Franziska Angermann: “Ich befragte beispielsweise am bundesweiten Vorlesetag die Kinder nach ihren Lieblingsbüchern. Die Antworten waren – wie soll es anders sein- vielfältig! Von „alle!“, über Klassiker wie „Emil und die Detektive“ oder „Dinosaurierbücher“ bis zu Medienhelden der Kinder war vieles dabei. So stellte ich fest, dass es wieder Zeit für neue Dinosaurierbücher und vielleicht auch mal Zeit für ein Buch aktueller TV-Serien wird. Denn diese Bücher sollten nicht problematisiert werden, da sie ebenso einen wichtigen Beitrag zur Leseförderung leisten können, da sie für einzelne Kinder bedeutsam sind.“
"Wenn wir dann bei der konkreten Buchauswahl die verschiedenen Vielfaltsdimensionen im Hinterkopf haben, können wir auch hier Bücher entdecken, die beiläufig vielfältig und ohne diskriminierende Zuschreibungen Geschichten erzählen.

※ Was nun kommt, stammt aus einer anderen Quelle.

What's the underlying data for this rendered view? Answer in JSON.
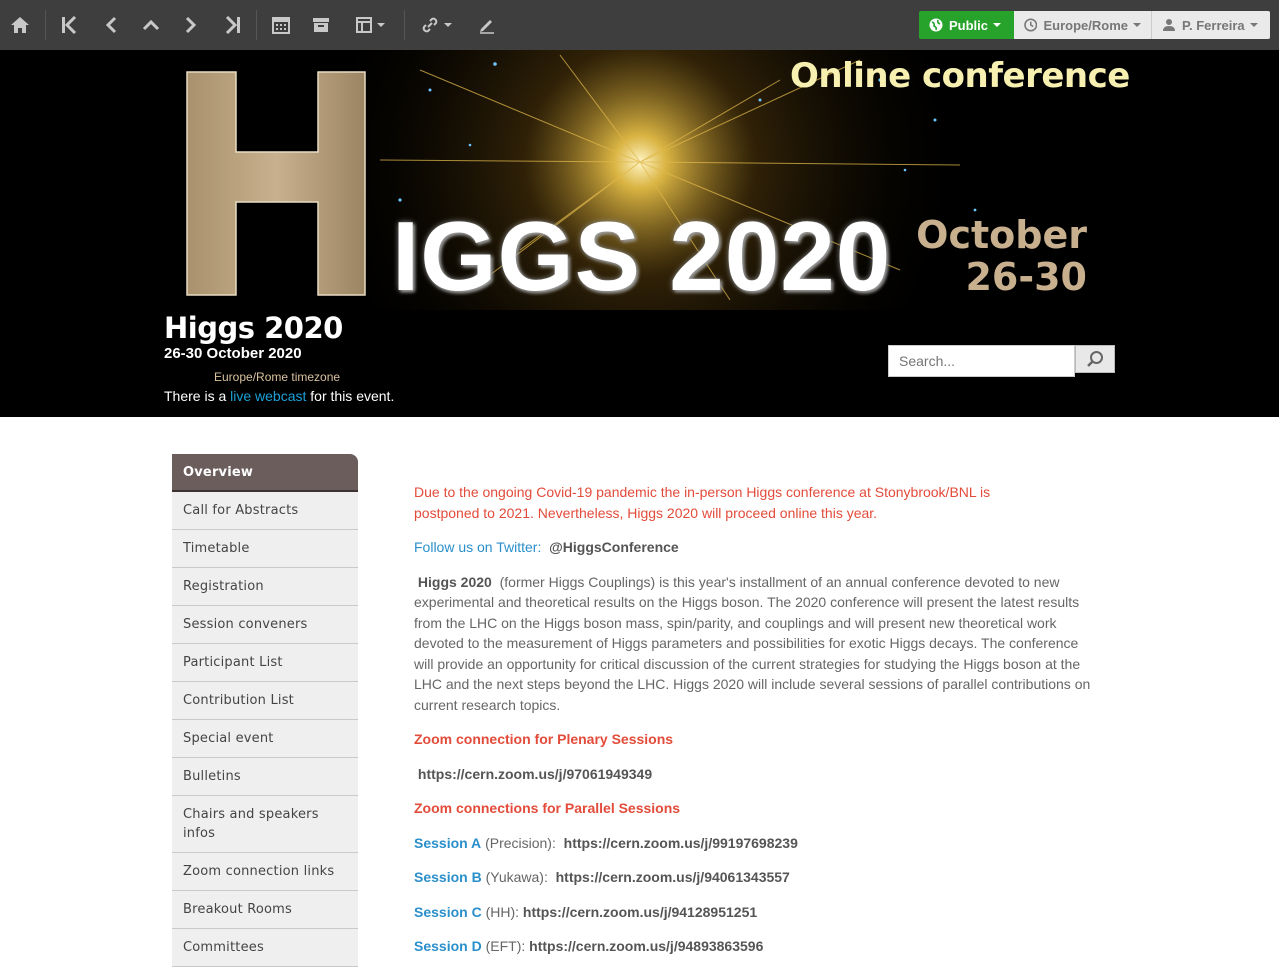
{
  "toolbar": {
    "public_label": "Public",
    "timezone_label": "Europe/Rome",
    "user_label": "P. Ferreira"
  },
  "banner": {
    "online": "Online conference",
    "iggs": "IGGS 2020",
    "month": "October",
    "days": "26-30"
  },
  "event": {
    "title": "Higgs 2020",
    "dates": "26-30 October 2020",
    "timezone": "Europe/Rome timezone",
    "webcast_prefix": "There is a",
    "webcast_link": "live webcast",
    "webcast_suffix": "for this event."
  },
  "search": {
    "placeholder": "Search..."
  },
  "menu": [
    "Overview",
    "Call for Abstracts",
    "Timetable",
    "Registration",
    "Session conveners",
    "Participant List",
    "Contribution List",
    "Special event",
    "Bulletins",
    "Chairs and speakers infos",
    "Zoom connection links",
    "Breakout Rooms",
    "Committees"
  ],
  "content": {
    "covid": "Due to the ongoing Covid-19 pandemic the in-person Higgs conference at Stonybrook/BNL is postponed to 2021. Nevertheless, Higgs 2020 will proceed online this year.",
    "twitter_label": "Follow us on Twitter:",
    "twitter_handle": "@HiggsConference",
    "intro_bold": "Higgs 2020",
    "intro": "(former Higgs Couplings) is this year's installment of an annual conference devoted to new experimental and theoretical results on the Higgs boson. The 2020 conference will present the latest results from the LHC on the Higgs boson mass, spin/parity, and couplings and will present new theoretical work devoted to the measurement of Higgs parameters and possibilities for exotic Higgs decays. The conference will provide an opportunity for critical discussion of the current strategies for studying the Higgs boson at the LHC and the next steps beyond the LHC. Higgs 2020 will include several sessions of parallel contributions on current research topics.",
    "plenary_heading": "Zoom connection for Plenary Sessions",
    "plenary_url": "https://cern.zoom.us/j/97061949349",
    "parallel_heading": "Zoom connections for Parallel Sessions",
    "sessions": [
      {
        "name": "Session A",
        "topic": "(Precision):",
        "url": "https://cern.zoom.us/j/99197698239"
      },
      {
        "name": "Session B",
        "topic": "(Yukawa):",
        "url": "https://cern.zoom.us/j/94061343557"
      },
      {
        "name": "Session C",
        "topic": "(HH):",
        "url": "https://cern.zoom.us/j/94128951251"
      },
      {
        "name": "Session D",
        "topic": "(EFT):",
        "url": "https://cern.zoom.us/j/94893863596"
      }
    ]
  },
  "colors": {
    "toolbar_bg": "#3e3e3e",
    "public_green": "#27a32b",
    "link_blue": "#2a8fcb",
    "alert_red": "#e34b3a",
    "menu_active": "#6a5d5c"
  }
}
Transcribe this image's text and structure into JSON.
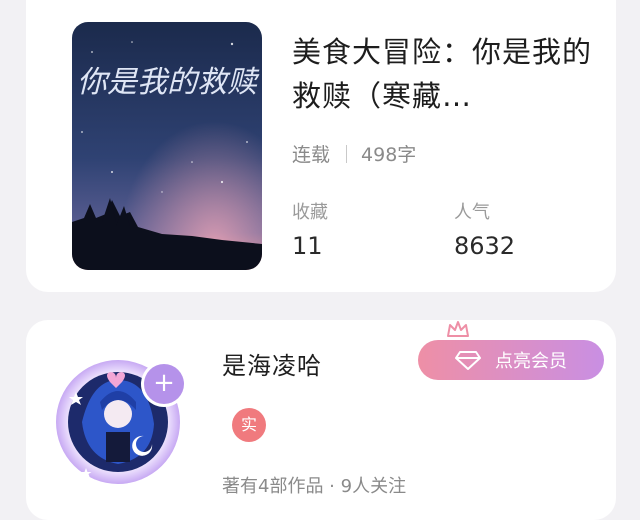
{
  "book": {
    "title": "美食大冒险：你是我的救赎（寒藏…",
    "status": "连载",
    "word_count": "498字",
    "cover_title": "你是我的救赎",
    "stats": [
      {
        "label": "收藏",
        "value": "11"
      },
      {
        "label": "人气",
        "value": "8632"
      }
    ]
  },
  "author": {
    "name": "是海凌哈",
    "badge": "实",
    "summary": "著有4部作品 · 9人关注",
    "follow_symbol": "+",
    "vip_label": "点亮会员"
  },
  "colors": {
    "vip_gradient_start": "#ee8fa6",
    "vip_gradient_end": "#c98fe3",
    "badge": "#f07a7e",
    "plus": "#b592ea"
  }
}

Vielfaltsmerkmale können u. a. sein:
- Menschen mit Behinderungen
- Menschen mit Fluchterfahrungen
- People of Color
- Inter- bzw. transkulturelle/ interreligiöse Lebenswirklichkeiten
- Armutserfahrungen im kindlichen/familiären Alltag
- Identifikationsmöglichkeiten für diverse Familienkonstellationen (z.B. EinElter-Familien, Patchwork- oder Regenbogen-Familien, Familien mit Adoptiv- oder Pflegekindern)
- Wertevielfalt
- Sprachvielfalt und Sprachpraxen (Mehrsprachigkeit, Dialekte, sprachliche Besonderheiten)
- Kulturen und Herkunft erfahrbar machen (Essen, Begrüßungen, Tanzen, Musik, Feste,…)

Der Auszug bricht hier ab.